I thought I was quite familiar with my era of MSTs, but this one came as a revelation - the MST 405?










Small 2nds of this age normally I'd expect a 364, 400 or 401 etc, but I'd never even heard of this one. It looks quite unusual for a Roamer, so I was thinking it might be a 'foreigner'? I note that it has the early Roamer-type of anti-shock.

It came in one rather nice-running Popular screw-back with no plating wear or nasties on the dial...except for the Radium!










Over to the expert...Trim, any clues?


----------



## trim (Sep 23, 2010)

I haven't seen this one before either. Certainly Roamer weren't proud enough to include it in any of their materials catalogues.

I have found it cross referenced though, as a BUSER 25 - which isn't a particularly well known or good quality movement maker.

I'm surprised they used this, when they had plenty in-house that would have met the requirements.

I'll have another look in the morning.


----------



## trim (Sep 23, 2010)

I'm going to eat my words, I do have a datasheet for the 405. Yell if you want a copy.

Also, the movement has some interest, with the Vibrax 160E shock protection. Quite uncommon.

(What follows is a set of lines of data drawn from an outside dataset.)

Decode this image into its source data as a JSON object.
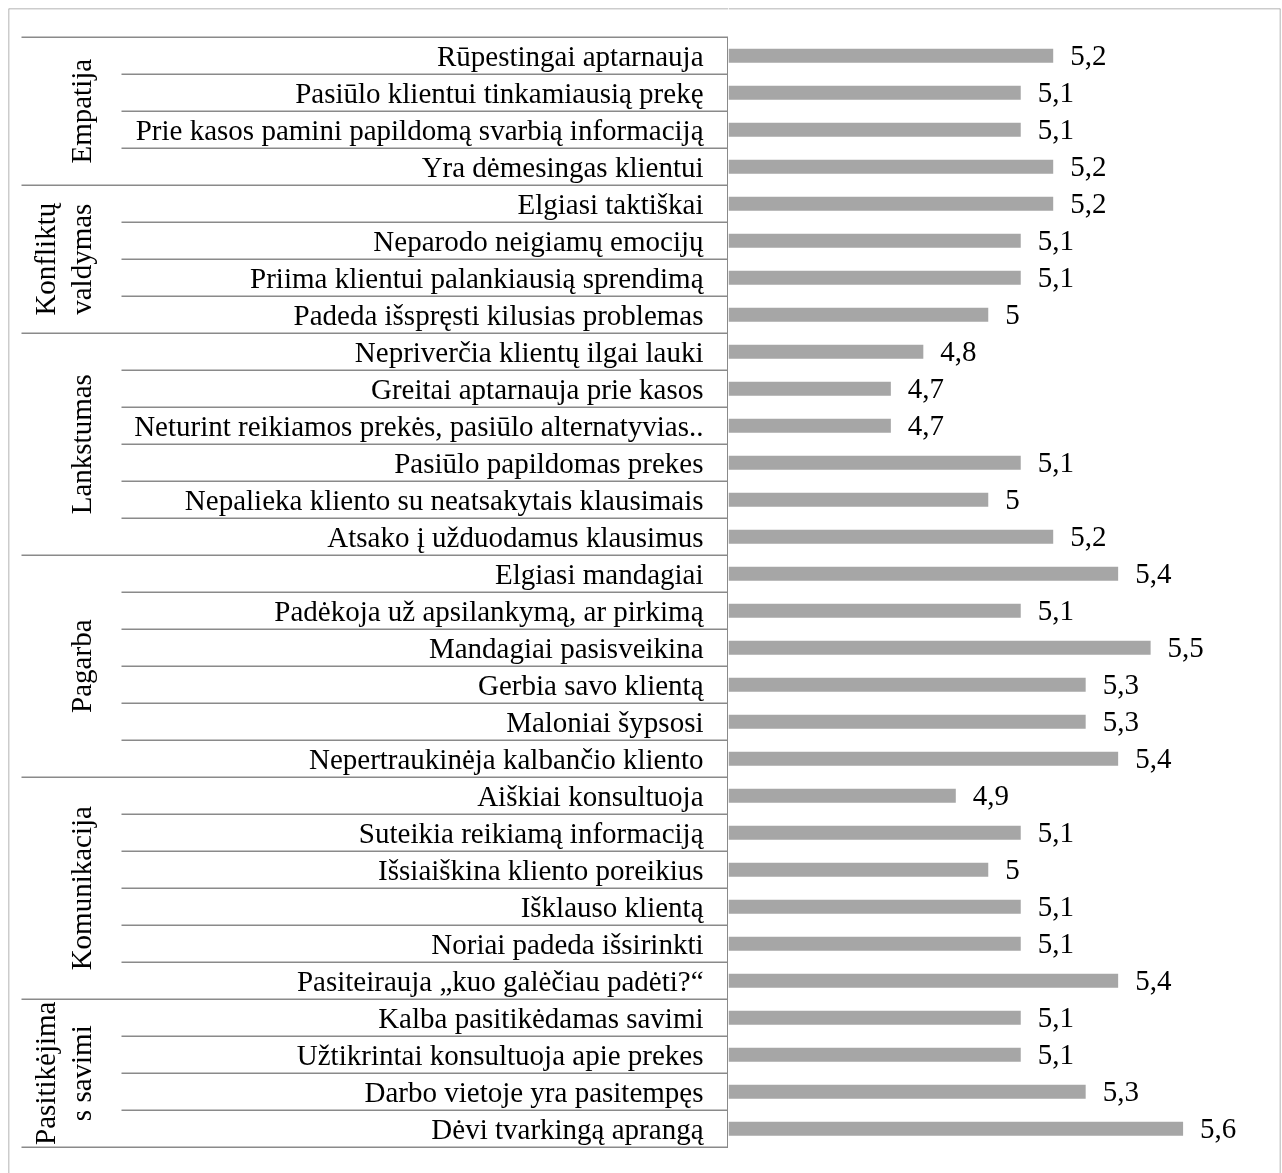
{
  "chart_data": {
    "type": "bar",
    "orientation": "horizontal",
    "categories": [
      "Rūpestingai aptarnauja",
      "Pasiūlo klientui tinkamiausią prekę",
      "Prie kasos pamini papildomą svarbią informaciją",
      "Yra dėmesingas klientui",
      "Elgiasi taktiškai",
      "Neparodo neigiamų emocijų",
      "Priima klientui palankiausią sprendimą",
      "Padeda išspręsti kilusias problemas",
      "Nepriverčia klientų ilgai lauki",
      "Greitai aptarnauja prie kasos",
      "Neturint reikiamos prekės, pasiūlo alternatyvias..",
      "Pasiūlo papildomas prekes",
      "Nepalieka kliento su neatsakytais klausimais",
      "Atsako į užduodamus klausimus",
      "Elgiasi mandagiai",
      "Padėkoja už apsilankymą, ar pirkimą",
      "Mandagiai pasisveikina",
      "Gerbia savo klientą",
      "Maloniai šypsosi",
      "Nepertraukinėja kalbančio kliento",
      "Aiškiai konsultuoja",
      "Suteikia reikiamą informaciją",
      "Išsiaiškina kliento poreikius",
      "Išklauso klientą",
      "Noriai padeda išsirinkti",
      "Pasiteirauja „kuo galėčiau padėti?“",
      "Kalba pasitikėdamas savimi",
      "Užtikrintai konsultuoja apie prekes",
      "Darbo vietoje yra pasitempęs",
      "Dėvi tvarkingą aprangą"
    ],
    "series": [
      {
        "color": "#a6a6a6",
        "values": [
          5.2,
          5.1,
          5.1,
          5.2,
          null,
          null,
          null,
          null,
          null,
          null,
          null,
          null,
          null,
          null,
          null,
          null,
          null,
          null,
          null,
          null,
          null,
          null,
          null,
          null,
          null,
          null,
          null,
          null,
          null,
          null
        ],
        "value_labels": [
          "5,2",
          "5,1",
          "5,1",
          "5,2",
          null,
          null,
          null,
          null,
          null,
          null,
          null,
          null,
          null,
          null,
          null,
          null,
          null,
          null,
          null,
          null,
          null,
          null,
          null,
          null,
          null,
          null,
          null,
          null,
          null,
          null
        ]
      },
      {
        "color": "#a6a6a6",
        "values": [
          null,
          null,
          null,
          null,
          5.2,
          5.1,
          5.1,
          5.0,
          null,
          null,
          null,
          null,
          null,
          null,
          null,
          null,
          null,
          null,
          null,
          null,
          null,
          null,
          null,
          null,
          null,
          null,
          null,
          null,
          null,
          null
        ],
        "value_labels": [
          null,
          null,
          null,
          null,
          "5,2",
          "5,1",
          "5,1",
          "5",
          null,
          null,
          null,
          null,
          null,
          null,
          null,
          null,
          null,
          null,
          null,
          null,
          null,
          null,
          null,
          null,
          null,
          null,
          null,
          null,
          null,
          null
        ]
      },
      {
        "color": "#a6a6a6",
        "values": [
          null,
          null,
          null,
          null,
          null,
          null,
          null,
          null,
          4.8,
          4.7,
          4.7,
          5.1,
          5.0,
          5.2,
          null,
          null,
          null,
          null,
          null,
          null,
          null,
          null,
          null,
          null,
          null,
          null,
          null,
          null,
          null,
          null
        ],
        "value_labels": [
          null,
          null,
          null,
          null,
          null,
          null,
          null,
          null,
          "4,8",
          "4,7",
          "4,7",
          "5,1",
          "5",
          "5,2",
          null,
          null,
          null,
          null,
          null,
          null,
          null,
          null,
          null,
          null,
          null,
          null,
          null,
          null,
          null,
          null
        ]
      },
      {
        "color": "#a6a6a6",
        "values": [
          null,
          null,
          null,
          null,
          null,
          null,
          null,
          null,
          null,
          null,
          null,
          null,
          null,
          null,
          5.4,
          5.1,
          5.5,
          5.3,
          5.3,
          5.4,
          null,
          null,
          null,
          null,
          null,
          null,
          null,
          null,
          null,
          null
        ],
        "value_labels": [
          null,
          null,
          null,
          null,
          null,
          null,
          null,
          null,
          null,
          null,
          null,
          null,
          null,
          null,
          "5,4",
          "5,1",
          "5,5",
          "5,3",
          "5,3",
          "5,4",
          null,
          null,
          null,
          null,
          null,
          null,
          null,
          null,
          null,
          null
        ]
      },
      {
        "color": "#a6a6a6",
        "values": [
          null,
          null,
          null,
          null,
          null,
          null,
          null,
          null,
          null,
          null,
          null,
          null,
          null,
          null,
          null,
          null,
          null,
          null,
          null,
          null,
          4.9,
          5.1,
          5.0,
          5.1,
          5.1,
          5.4,
          null,
          null,
          null,
          null
        ],
        "value_labels": [
          null,
          null,
          null,
          null,
          null,
          null,
          null,
          null,
          null,
          null,
          null,
          null,
          null,
          null,
          null,
          null,
          null,
          null,
          null,
          null,
          "4,9",
          "5,1",
          "5",
          "5,1",
          "5,1",
          "5,4",
          null,
          null,
          null,
          null
        ]
      },
      {
        "color": "#a6a6a6",
        "values": [
          null,
          null,
          null,
          null,
          null,
          null,
          null,
          null,
          null,
          null,
          null,
          null,
          null,
          null,
          null,
          null,
          null,
          null,
          null,
          null,
          null,
          null,
          null,
          null,
          null,
          null,
          5.1,
          5.1,
          5.3,
          5.6
        ],
        "value_labels": [
          null,
          null,
          null,
          null,
          null,
          null,
          null,
          null,
          null,
          null,
          null,
          null,
          null,
          null,
          null,
          null,
          null,
          null,
          null,
          null,
          null,
          null,
          null,
          null,
          null,
          null,
          "5,1",
          "5,1",
          "5,3",
          "5,6"
        ]
      }
    ],
    "annotations": [
      "Empatija",
      "Konfliktų\nvaldymas",
      "Lankstumas",
      "Pagarba",
      "Komunikacija",
      "Pasitikėjima\ns savimi"
    ],
    "xlim": [
      4.2,
      5.9
    ],
    "tick_labels": "y"
  }
}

So, both horologically interesting and uncommon. What more can you want.


----------



## Roamer Man (May 25, 2011)

trim said:


> I'm going to eat my words, I do have a datasheet for the 405. Yell if you want a copy.
> 
> Also, the movement has some interest, with the Vibrax 160E shock protection. Quite uncommon.
> 
> So, both horologically interesting and uncommon. What more can you want.

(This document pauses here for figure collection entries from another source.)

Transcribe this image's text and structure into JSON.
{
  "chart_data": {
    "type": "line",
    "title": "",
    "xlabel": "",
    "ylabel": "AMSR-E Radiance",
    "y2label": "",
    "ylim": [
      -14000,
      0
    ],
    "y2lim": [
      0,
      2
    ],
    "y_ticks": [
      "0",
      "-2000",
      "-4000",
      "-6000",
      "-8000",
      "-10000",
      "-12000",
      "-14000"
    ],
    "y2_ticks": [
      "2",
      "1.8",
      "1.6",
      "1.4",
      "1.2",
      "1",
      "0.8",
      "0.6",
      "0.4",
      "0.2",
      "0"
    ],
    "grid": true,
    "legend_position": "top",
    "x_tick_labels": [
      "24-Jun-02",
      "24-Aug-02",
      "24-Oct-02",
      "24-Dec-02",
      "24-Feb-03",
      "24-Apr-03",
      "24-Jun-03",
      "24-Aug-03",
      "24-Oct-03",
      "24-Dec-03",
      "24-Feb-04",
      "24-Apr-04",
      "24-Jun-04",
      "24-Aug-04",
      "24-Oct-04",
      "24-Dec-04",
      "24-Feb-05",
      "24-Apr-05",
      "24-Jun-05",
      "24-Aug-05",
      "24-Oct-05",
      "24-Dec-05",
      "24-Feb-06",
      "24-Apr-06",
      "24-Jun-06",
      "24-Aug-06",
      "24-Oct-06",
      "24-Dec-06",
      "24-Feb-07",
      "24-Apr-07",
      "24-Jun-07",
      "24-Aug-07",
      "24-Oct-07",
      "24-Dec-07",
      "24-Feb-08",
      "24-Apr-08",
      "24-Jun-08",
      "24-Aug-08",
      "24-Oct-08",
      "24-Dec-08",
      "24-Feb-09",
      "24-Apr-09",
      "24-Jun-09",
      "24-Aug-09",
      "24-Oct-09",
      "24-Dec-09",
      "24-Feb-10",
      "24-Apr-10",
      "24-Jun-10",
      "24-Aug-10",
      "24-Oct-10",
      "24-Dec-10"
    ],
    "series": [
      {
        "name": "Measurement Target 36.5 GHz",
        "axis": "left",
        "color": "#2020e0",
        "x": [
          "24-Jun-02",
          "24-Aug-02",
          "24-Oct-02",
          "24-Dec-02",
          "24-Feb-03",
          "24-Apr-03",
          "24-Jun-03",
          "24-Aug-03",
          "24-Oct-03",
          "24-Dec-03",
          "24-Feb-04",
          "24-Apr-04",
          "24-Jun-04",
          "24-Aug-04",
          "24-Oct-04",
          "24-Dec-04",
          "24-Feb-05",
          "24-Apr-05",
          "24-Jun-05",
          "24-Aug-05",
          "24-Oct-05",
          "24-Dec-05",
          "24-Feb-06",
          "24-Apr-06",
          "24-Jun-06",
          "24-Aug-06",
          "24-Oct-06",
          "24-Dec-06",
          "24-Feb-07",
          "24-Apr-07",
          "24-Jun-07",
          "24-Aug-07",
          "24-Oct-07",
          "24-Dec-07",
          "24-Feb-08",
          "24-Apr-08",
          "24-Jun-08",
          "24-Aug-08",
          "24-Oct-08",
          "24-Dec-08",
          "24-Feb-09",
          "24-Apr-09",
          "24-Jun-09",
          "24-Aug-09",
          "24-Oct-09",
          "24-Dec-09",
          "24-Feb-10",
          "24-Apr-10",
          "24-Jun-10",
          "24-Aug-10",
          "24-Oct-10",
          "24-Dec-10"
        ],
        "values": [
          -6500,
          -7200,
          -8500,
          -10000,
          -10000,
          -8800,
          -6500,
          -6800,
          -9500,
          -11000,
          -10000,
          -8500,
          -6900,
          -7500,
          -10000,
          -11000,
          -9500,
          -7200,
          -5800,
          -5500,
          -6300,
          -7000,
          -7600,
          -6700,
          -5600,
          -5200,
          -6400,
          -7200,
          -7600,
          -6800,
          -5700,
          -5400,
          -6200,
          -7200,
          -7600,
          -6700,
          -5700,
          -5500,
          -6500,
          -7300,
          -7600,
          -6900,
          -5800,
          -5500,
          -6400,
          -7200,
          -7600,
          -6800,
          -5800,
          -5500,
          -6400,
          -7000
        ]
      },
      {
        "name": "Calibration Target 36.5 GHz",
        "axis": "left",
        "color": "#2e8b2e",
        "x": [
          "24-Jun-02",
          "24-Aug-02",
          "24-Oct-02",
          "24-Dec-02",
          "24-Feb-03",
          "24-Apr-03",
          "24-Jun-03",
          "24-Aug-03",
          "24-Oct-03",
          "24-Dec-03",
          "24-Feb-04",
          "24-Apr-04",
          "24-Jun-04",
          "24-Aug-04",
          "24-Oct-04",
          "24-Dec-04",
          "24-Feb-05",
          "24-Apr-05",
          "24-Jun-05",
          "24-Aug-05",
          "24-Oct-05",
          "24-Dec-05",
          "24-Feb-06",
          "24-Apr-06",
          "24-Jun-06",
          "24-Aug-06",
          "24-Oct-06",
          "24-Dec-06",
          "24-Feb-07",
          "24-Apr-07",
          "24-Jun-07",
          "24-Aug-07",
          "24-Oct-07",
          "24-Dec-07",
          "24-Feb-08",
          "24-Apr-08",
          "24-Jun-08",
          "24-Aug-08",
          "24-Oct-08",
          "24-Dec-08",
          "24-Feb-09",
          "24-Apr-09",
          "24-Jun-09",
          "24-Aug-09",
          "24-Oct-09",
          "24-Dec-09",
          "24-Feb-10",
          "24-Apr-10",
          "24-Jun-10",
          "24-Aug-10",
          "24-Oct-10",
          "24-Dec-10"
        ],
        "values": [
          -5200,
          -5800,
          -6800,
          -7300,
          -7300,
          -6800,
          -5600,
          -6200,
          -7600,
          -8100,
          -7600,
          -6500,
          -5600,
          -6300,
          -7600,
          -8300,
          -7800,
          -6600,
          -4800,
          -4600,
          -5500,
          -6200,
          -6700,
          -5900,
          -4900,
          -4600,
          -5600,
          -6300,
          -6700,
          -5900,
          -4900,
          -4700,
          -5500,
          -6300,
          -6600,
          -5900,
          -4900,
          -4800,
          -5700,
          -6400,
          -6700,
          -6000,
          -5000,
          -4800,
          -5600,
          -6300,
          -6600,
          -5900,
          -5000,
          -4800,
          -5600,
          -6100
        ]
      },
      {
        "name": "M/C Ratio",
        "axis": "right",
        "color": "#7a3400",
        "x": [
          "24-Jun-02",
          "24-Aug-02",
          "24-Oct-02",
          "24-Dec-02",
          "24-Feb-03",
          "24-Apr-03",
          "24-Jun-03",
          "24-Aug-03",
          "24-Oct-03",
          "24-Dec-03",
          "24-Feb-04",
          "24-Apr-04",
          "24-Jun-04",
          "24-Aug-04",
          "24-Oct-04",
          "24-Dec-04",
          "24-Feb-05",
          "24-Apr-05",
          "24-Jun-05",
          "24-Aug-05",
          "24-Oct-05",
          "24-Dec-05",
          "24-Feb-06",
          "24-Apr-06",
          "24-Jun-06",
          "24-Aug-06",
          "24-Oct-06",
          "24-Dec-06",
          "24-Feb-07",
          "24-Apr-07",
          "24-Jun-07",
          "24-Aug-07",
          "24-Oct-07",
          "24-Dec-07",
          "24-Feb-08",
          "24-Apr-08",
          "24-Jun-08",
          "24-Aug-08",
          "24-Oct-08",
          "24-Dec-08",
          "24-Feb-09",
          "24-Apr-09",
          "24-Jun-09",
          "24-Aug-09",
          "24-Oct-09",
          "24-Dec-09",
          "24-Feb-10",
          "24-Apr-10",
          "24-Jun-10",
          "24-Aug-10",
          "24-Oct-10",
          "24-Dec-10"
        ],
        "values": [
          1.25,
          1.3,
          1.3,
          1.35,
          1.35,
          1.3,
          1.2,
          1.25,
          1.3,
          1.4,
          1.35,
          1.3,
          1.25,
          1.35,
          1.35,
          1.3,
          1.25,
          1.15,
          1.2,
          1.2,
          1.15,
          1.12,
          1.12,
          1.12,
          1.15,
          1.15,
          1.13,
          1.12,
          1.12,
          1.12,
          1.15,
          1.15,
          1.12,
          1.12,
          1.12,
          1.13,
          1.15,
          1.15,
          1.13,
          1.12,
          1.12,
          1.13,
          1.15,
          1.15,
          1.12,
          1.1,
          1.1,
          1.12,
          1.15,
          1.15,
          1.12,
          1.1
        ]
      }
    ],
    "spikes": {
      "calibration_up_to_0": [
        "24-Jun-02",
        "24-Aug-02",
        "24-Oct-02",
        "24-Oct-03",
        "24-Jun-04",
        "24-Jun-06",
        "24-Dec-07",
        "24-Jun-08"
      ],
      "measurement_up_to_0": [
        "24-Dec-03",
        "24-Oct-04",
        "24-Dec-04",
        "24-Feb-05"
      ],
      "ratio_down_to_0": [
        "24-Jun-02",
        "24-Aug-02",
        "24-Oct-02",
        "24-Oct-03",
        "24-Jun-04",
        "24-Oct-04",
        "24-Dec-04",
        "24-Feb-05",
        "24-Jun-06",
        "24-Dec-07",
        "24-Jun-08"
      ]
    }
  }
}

Yes thanks, I'd love to see a copy of any data you have on it.

The more I find out the more I realise how great a find it was, particularly as it seems to keep accurrate time. I'll know more when I've given it a long-term time check, and it's not often you find one of this age with no plate wear and a decent dial.


----------



## Alex11 (Jun 8, 2012)

I too have never seen that movement, and that's coming from the Roamer Owners Club founder! Must be quite a rare one - hang onto it!


----------